According to Driss Essetri, President of the Al Walaa Sidi Moumen Association, it is irrational and unfair to link Sidi Moumen with terrorism on the sole pretext that the suicide bombers of the 2003 and 2007 attacks were living there at the time. "Our neighbourhood and its residents are innocent. Hay Sidi Moumen is not a terrorist stronghold. The proof of this is Ahmed Faïz, the young internet café owner who was brave enough to stop the terrorists on March 11th," he said, adding that the young people of Hay Sidi Moumen play a key role in the development and prosperity of their neighbourhood.
Of the more than 50 local NGOs working to promote tolerance, human rights, democracy, modernity and progress in Sidi Moumen, 21 of them work with the neighbourhood's young people. According to Mohamed Mahfoudi, secretary of the Sidi Moumen NGO Network, 30m dirhams are currently being channelled into ongoing projects in the fields of sport, culture and social activity. However, in his estimation that is still not enough, considering the vast deficiencies evident in education and infrastructure.
Young people in Sidi Moumen echo Mahfoudi's sentiments. "We are suffering from a lack of engagement and support from NGOs as well as political parties," said a 20 year-old who explained that the provision of political, cultural and sporting activities is insufficient. Yahia, another young man who was very keen to share his views, thinks that exclusion and discrimination lie at the heart of society’s ills: "What we need in our shantytown, as in others beyond Casablanca, is first and foremost for leaders to take an interest in us."
Ahmed Ghayet, President of the Réseau Maillage, a networking organisation supporting youth projects in Morocco’s inner cities, asserted that the problem NGOs often face is that "the authorities do not understand that NGOs vitally need their support. With that public support, they can commit themselves fully to working in shanty-towns and remote neighbourhoods and to doing their advocacy work."

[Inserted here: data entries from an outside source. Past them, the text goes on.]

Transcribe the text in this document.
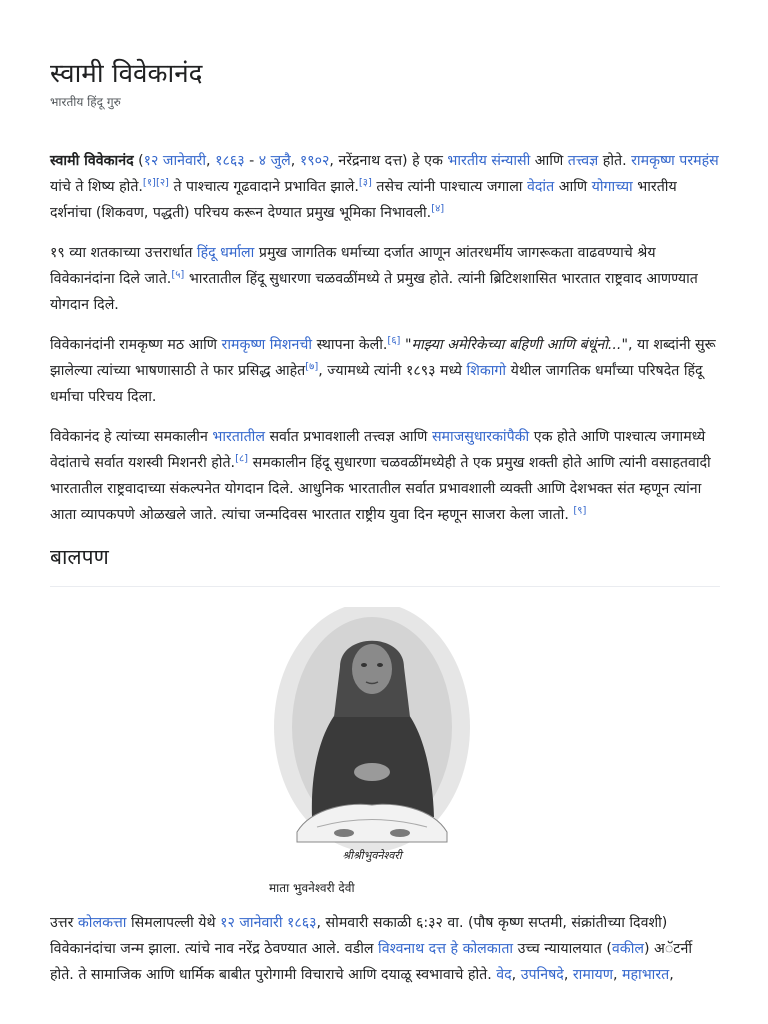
स्वामी विवेकानंद
भारतीय हिंदू गुरु

स्वामी विवेकानंद (१२ जानेवारी, १८६३ - ४ जुलै, १९०२, नरेंद्रनाथ दत्त) हे एक भारतीय संन्यासी आणि तत्त्वज्ञ होते. रामकृष्ण परमहंस यांचे ते शिष्य होते.[१][२] ते पाश्चात्य गूढवादाने प्रभावित झाले.[३] तसेच त्यांनी पाश्चात्य जगाला वेदांत आणि योगाच्या भारतीय दर्शनांचा (शिकवण, पद्धती) परिचय करून देण्यात प्रमुख भूमिका निभावली.[४]

१९ व्या शतकाच्या उत्तरार्धात हिंदू धर्माला प्रमुख जागतिक धर्माच्या दर्जात आणून आंतरधर्मीय जागरूकता वाढवण्याचे श्रेय विवेकानंदांना दिले जाते.[५] भारतातील हिंदू सुधारणा चळवळींमध्ये ते प्रमुख होते. त्यांनी ब्रिटिशशासित भारतात राष्ट्रवाद आणण्यात योगदान दिले.

विवेकानंदांनी रामकृष्ण मठ आणि रामकृष्ण मिशनची स्थापना केली.[६] "माझ्या अमेरिकेच्या बहिणी आणि बंधूंनो...", या शब्दांनी सुरू झालेल्या त्यांच्या भाषणासाठी ते फार प्रसिद्ध आहेत[७], ज्यामध्ये त्यांनी १८९३ मध्ये शिकागो येथील जागतिक धर्मांच्या परिषदेत हिंदू धर्माचा परिचय दिला.

विवेकानंद हे त्यांच्या समकालीन भारतातील सर्वात प्रभावशाली तत्त्वज्ञ आणि समाजसुधारकांपैकी एक होते आणि पाश्चात्य जगामध्ये वेदांताचे सर्वात यशस्वी मिशनरी होते.[८] समकालीन हिंदू सुधारणा चळवळींमध्येही ते एक प्रमुख शक्ती होते आणि त्यांनी वसाहतवादी भारतातील राष्ट्रवादाच्या संकल्पनेत योगदान दिले. आधुनिक भारतातील सर्वात प्रभावशाली व्यक्ती आणि देशभक्त संत म्हणून त्यांना आता व्यापकपणे ओळखले जाते. त्यांचा जन्मदिवस भारतात राष्ट्रीय युवा दिन म्हणून साजरा केला जातो. [९]

बालपण
श्रीश्रीभुवनेश्वरी
माता भुवनेश्वरी देवी

उत्तर कोलकत्ता सिमलापल्ली येथे १२ जानेवारी १८६३, सोमवारी सकाळी ६:३२ वा. (पौष कृष्ण सप्तमी, संक्रांतीच्या दिवशी) विवेकानंदांचा जन्म झाला. त्यांचे नाव नरेंद्र ठेवण्यात आले. वडील विश्वनाथ दत्त हे कोलकाता उच्च न्यायालयात (वकील) अॅटर्नी होते. ते सामाजिक आणि धार्मिक बाबीत पुरोगामी विचाराचे आणि दयाळू स्वभावाचे होते. वेद, उपनिषदे, रामायण, महाभारत,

Ultimately, jobs and basic infrastructure matter most to the young people in Hay Sidi Moumen. Many young people are fed up with poverty, unemployment and a general lack of security. For a young man named Abdelhak, the real problem is purely socio-economic: "If certain extremist ideas have taken root easily in our neighbourhood, it is because disillusioned, very poor and pessimistic young people are to be found here."